Olej sprzęt!
Po cholerę Ci zegarek biegowy? Na diabła Ci pulsometr? Kiedy ostatnio biegałeś w sześciu parach gaci i dwóch koszulkach na raz? Czym dla Ciebie różnią się buty za 70 zł od butów za 700 zł? Jesteś w stanie znacząco poprawić swoje wyniki przy użyciu wypasionych Salomonów S-Labów albo Adidasów AdiZero Adios Coś-tam (dwie najdroższe pary butów z Sklepbiegacza.pl)? Bez urazy, ale jestem przekonany, że w Polsce jest kilkadziesiąt, może sto kilkadziesiąt osób, które są w stanie naprawdę wykorzystać potencjał drzemiący w tych butach. A cała reszta? Cała reszta, najpewniej, albo ma te buty bo były ładne, wygodne, albo biega w nich ktoś z elity. Albo przekonanie, że buty za taką kasę muszą robić robotę za biegacza.
Pół biedy, gdy kupują taki wypasiony sprzęt biegacze z doświadczeniem, którzy cały czas trenują.
Cała bieda, jeśli mocno wylajtowany sprzęt kupują początkujący biegacze, wychodząc z założenia, że skoro elyta biega w takim sprzęcie, to coś musi znaczyć. To znaczy mniej-więcej tyle, że są na takim poziomie, że buty, lekki plecak czy coś-tam innego faktycznie znacząco im pomaga, co nie zmienia faktu, że biegowa elita jest w stanie przeciętnego uczestnika zawodów obiec bez problemu w najtańszych butach z dyskontu. Za to w lekkich, startowych butach początkujący biegacz może sobie po prostu zrobić krzywdę, uszkodzić stawy w kolanach czy stopach, co jest kwestią przede wszystkich doświadczenia i techniki.
Nie mówię, że generalnie buty dla elity, a reszta boso, co to, to nie.
Chcę powiedzieć, że warto zastanowić się nad minimalizmem w kwestii sprzętu. Zamiast kupować szóstą parę butów albo czwartą parę gaci, może lepiej jechać na zawody? Albo zainwestować w kilka sesji z trenerem? Zasięgnąć (komercyjnej) porady e-trenera? Iść na basen albo na siłownię?
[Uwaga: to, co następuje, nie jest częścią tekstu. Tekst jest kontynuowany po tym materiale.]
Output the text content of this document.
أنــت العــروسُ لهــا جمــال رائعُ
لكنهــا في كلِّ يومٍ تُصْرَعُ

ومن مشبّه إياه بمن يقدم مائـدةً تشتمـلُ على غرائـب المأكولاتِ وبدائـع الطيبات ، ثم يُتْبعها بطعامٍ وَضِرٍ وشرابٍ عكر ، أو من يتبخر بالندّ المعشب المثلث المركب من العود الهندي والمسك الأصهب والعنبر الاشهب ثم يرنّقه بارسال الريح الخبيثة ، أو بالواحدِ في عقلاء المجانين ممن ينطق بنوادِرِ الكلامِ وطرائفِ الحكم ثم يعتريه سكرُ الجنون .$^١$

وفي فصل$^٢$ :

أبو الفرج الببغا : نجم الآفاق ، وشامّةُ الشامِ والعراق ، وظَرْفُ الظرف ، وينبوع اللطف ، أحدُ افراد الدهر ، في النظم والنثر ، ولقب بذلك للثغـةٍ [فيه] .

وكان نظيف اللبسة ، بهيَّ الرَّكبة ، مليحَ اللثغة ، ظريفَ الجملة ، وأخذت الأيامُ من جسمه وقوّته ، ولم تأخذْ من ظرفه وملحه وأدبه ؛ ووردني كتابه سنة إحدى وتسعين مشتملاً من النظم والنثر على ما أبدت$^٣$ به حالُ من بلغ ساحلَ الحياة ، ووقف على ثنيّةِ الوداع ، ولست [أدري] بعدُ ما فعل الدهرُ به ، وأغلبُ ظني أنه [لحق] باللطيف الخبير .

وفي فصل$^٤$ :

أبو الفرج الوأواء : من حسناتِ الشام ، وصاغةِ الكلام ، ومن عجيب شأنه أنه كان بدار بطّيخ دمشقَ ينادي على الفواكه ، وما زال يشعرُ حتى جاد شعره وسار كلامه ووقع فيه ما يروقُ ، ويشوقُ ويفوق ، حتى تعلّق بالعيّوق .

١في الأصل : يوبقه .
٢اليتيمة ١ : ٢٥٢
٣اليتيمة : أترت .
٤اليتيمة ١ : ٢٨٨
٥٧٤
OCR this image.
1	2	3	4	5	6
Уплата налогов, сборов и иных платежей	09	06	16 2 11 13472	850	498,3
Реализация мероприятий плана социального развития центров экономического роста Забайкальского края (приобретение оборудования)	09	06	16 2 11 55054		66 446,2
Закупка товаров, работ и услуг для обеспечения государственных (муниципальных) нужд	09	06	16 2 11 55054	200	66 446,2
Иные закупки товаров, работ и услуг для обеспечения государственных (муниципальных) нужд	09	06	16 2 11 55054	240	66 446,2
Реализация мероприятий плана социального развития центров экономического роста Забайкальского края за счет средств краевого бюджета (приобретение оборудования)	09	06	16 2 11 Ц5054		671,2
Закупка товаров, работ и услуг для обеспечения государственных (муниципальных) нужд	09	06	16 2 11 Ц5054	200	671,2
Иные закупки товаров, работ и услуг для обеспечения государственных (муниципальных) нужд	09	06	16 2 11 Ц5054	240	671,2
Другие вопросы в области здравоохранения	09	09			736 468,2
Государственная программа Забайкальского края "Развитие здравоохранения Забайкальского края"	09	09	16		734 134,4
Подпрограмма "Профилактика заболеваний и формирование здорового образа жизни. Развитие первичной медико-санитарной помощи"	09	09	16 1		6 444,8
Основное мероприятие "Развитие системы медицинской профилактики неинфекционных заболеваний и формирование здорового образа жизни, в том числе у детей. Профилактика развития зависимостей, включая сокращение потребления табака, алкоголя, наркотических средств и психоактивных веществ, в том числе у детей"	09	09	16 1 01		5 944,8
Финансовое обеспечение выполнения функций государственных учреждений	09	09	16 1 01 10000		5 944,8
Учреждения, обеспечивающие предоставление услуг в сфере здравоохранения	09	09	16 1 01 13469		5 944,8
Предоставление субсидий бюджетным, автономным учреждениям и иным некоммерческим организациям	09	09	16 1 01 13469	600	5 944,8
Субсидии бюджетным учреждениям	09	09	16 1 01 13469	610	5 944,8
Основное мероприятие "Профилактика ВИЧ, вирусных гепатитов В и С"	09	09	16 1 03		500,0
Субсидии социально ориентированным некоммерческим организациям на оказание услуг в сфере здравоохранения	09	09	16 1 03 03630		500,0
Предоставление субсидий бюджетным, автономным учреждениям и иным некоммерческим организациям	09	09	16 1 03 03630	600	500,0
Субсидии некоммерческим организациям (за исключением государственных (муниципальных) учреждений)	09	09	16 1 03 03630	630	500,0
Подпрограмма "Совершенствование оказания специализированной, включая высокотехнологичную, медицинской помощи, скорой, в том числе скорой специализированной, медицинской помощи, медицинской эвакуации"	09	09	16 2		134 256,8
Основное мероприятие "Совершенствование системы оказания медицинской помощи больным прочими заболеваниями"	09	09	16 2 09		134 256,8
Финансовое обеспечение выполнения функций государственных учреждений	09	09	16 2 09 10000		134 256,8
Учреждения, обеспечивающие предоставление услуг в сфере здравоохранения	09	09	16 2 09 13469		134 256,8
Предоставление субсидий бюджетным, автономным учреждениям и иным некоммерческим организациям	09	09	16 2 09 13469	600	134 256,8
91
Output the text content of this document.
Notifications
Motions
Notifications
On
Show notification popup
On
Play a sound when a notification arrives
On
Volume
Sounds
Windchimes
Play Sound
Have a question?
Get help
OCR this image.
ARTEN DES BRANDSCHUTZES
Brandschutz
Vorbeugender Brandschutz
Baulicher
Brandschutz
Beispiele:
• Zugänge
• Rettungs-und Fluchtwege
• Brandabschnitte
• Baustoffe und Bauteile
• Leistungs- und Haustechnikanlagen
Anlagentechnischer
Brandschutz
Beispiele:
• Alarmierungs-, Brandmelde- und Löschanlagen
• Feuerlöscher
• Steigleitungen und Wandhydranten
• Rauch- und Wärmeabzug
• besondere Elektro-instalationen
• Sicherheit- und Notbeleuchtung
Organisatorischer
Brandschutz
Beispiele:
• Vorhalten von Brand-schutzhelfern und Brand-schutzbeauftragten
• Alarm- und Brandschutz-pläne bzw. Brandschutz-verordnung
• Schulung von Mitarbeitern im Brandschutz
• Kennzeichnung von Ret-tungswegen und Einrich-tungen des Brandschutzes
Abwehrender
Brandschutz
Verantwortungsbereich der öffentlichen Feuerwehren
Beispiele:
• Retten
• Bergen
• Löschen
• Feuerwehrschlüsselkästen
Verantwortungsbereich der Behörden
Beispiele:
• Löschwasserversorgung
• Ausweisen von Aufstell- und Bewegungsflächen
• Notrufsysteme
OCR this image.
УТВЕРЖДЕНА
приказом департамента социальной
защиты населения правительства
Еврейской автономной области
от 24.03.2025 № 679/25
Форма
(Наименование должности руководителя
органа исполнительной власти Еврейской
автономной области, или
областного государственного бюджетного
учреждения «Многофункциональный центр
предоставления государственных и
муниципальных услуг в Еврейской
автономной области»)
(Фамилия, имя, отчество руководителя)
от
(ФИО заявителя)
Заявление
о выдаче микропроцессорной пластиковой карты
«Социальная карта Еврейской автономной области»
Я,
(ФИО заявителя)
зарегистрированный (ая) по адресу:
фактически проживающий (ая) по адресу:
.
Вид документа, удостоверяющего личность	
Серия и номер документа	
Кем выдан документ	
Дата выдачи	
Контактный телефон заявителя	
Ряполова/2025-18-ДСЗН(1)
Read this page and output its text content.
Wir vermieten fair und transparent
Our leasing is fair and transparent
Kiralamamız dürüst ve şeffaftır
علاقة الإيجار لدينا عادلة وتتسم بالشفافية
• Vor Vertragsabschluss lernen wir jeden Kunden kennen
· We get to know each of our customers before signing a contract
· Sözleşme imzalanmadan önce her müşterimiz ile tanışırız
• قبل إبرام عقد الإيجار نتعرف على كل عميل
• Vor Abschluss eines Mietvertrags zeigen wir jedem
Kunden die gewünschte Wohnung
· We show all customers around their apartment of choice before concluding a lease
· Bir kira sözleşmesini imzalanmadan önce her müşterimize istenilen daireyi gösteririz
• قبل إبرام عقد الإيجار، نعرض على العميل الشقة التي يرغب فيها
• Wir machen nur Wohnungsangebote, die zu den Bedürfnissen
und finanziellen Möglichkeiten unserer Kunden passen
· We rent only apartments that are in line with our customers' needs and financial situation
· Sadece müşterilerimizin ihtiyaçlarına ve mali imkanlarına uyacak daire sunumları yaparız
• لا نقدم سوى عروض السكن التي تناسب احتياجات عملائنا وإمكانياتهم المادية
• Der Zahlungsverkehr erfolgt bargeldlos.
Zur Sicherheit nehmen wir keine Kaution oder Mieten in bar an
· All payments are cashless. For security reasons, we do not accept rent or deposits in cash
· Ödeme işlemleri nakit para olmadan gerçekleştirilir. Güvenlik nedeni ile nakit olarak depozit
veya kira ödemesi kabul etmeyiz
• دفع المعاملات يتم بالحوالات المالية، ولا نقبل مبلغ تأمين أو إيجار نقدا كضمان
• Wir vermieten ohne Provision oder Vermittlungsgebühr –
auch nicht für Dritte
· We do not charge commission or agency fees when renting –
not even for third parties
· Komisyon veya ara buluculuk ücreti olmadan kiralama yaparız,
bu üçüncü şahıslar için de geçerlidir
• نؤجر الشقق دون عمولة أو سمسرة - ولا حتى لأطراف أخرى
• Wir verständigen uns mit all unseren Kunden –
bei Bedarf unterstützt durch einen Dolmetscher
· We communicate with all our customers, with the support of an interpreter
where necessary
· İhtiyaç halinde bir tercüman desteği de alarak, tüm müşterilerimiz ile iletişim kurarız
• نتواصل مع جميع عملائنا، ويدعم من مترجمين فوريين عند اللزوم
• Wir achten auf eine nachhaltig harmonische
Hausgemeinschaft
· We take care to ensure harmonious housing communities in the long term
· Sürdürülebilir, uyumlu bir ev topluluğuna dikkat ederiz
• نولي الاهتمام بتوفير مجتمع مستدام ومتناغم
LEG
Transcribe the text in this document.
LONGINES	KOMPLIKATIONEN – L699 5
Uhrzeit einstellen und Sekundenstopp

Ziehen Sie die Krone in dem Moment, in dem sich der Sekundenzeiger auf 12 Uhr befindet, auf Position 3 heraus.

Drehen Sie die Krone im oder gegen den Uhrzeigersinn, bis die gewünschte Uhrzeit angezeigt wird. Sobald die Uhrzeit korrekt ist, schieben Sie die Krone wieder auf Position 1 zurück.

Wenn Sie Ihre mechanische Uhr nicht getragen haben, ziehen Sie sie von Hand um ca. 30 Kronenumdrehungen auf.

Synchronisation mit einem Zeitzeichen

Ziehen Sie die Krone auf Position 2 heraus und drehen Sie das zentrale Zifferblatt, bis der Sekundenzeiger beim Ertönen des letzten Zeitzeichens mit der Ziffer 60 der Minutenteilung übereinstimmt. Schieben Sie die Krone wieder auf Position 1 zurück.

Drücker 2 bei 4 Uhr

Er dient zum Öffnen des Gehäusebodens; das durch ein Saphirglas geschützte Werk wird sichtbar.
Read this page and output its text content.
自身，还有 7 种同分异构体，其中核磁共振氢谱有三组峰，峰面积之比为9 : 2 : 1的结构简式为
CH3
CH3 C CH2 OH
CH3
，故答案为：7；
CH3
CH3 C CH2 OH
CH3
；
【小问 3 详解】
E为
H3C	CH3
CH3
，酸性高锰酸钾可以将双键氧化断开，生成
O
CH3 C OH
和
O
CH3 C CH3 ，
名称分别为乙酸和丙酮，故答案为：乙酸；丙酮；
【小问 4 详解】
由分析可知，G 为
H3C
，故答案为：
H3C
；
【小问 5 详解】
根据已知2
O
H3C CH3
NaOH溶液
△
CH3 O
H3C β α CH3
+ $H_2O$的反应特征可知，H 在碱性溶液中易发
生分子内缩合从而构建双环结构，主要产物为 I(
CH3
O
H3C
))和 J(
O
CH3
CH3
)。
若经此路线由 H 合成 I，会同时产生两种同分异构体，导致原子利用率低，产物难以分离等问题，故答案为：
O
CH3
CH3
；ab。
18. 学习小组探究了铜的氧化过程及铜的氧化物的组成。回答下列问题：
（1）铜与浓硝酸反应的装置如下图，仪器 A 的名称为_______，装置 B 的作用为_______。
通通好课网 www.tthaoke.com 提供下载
Zanim kupisz kolejną parę wypasionych butów czy spodenek, po prostu, po ludzku, zastanów się, czy jesteś w stanie wykorzystać potencjał, który w nich drzemie. Tak na moje, niewprawne, oko rozsądną granicą jest czas poniżej 40 minut na dychę (powyżej 3000m w teście Coopera). Jeśli masz na to kasę i posiadanie tego sprawia Ci przyjemność, to nikt i nic Ci nie zabroni, czasem po prostu warto przemyśleć sprawę po dwakroć.
Sam zacząłem się ostatnio nad tymi kwestiami zastanawiać i… Generalnie dochodzę do wniosków, że nie warto. Że lepszą inwestycją jest czas. I są to wnioski, do których dochodziłem jakieś dwa lata biegowej „kariery”, więc potraktuj ten artykuł jako dwa lata oszczędności.
Na razie biegaj. Trenuj. Olej sprzęt. Na sprzęt przyjdzie czas, sprzęt w sklepach będzie tylko troszkę lepszy.
Ale czasem i tak warto obejrzeć się na promocje.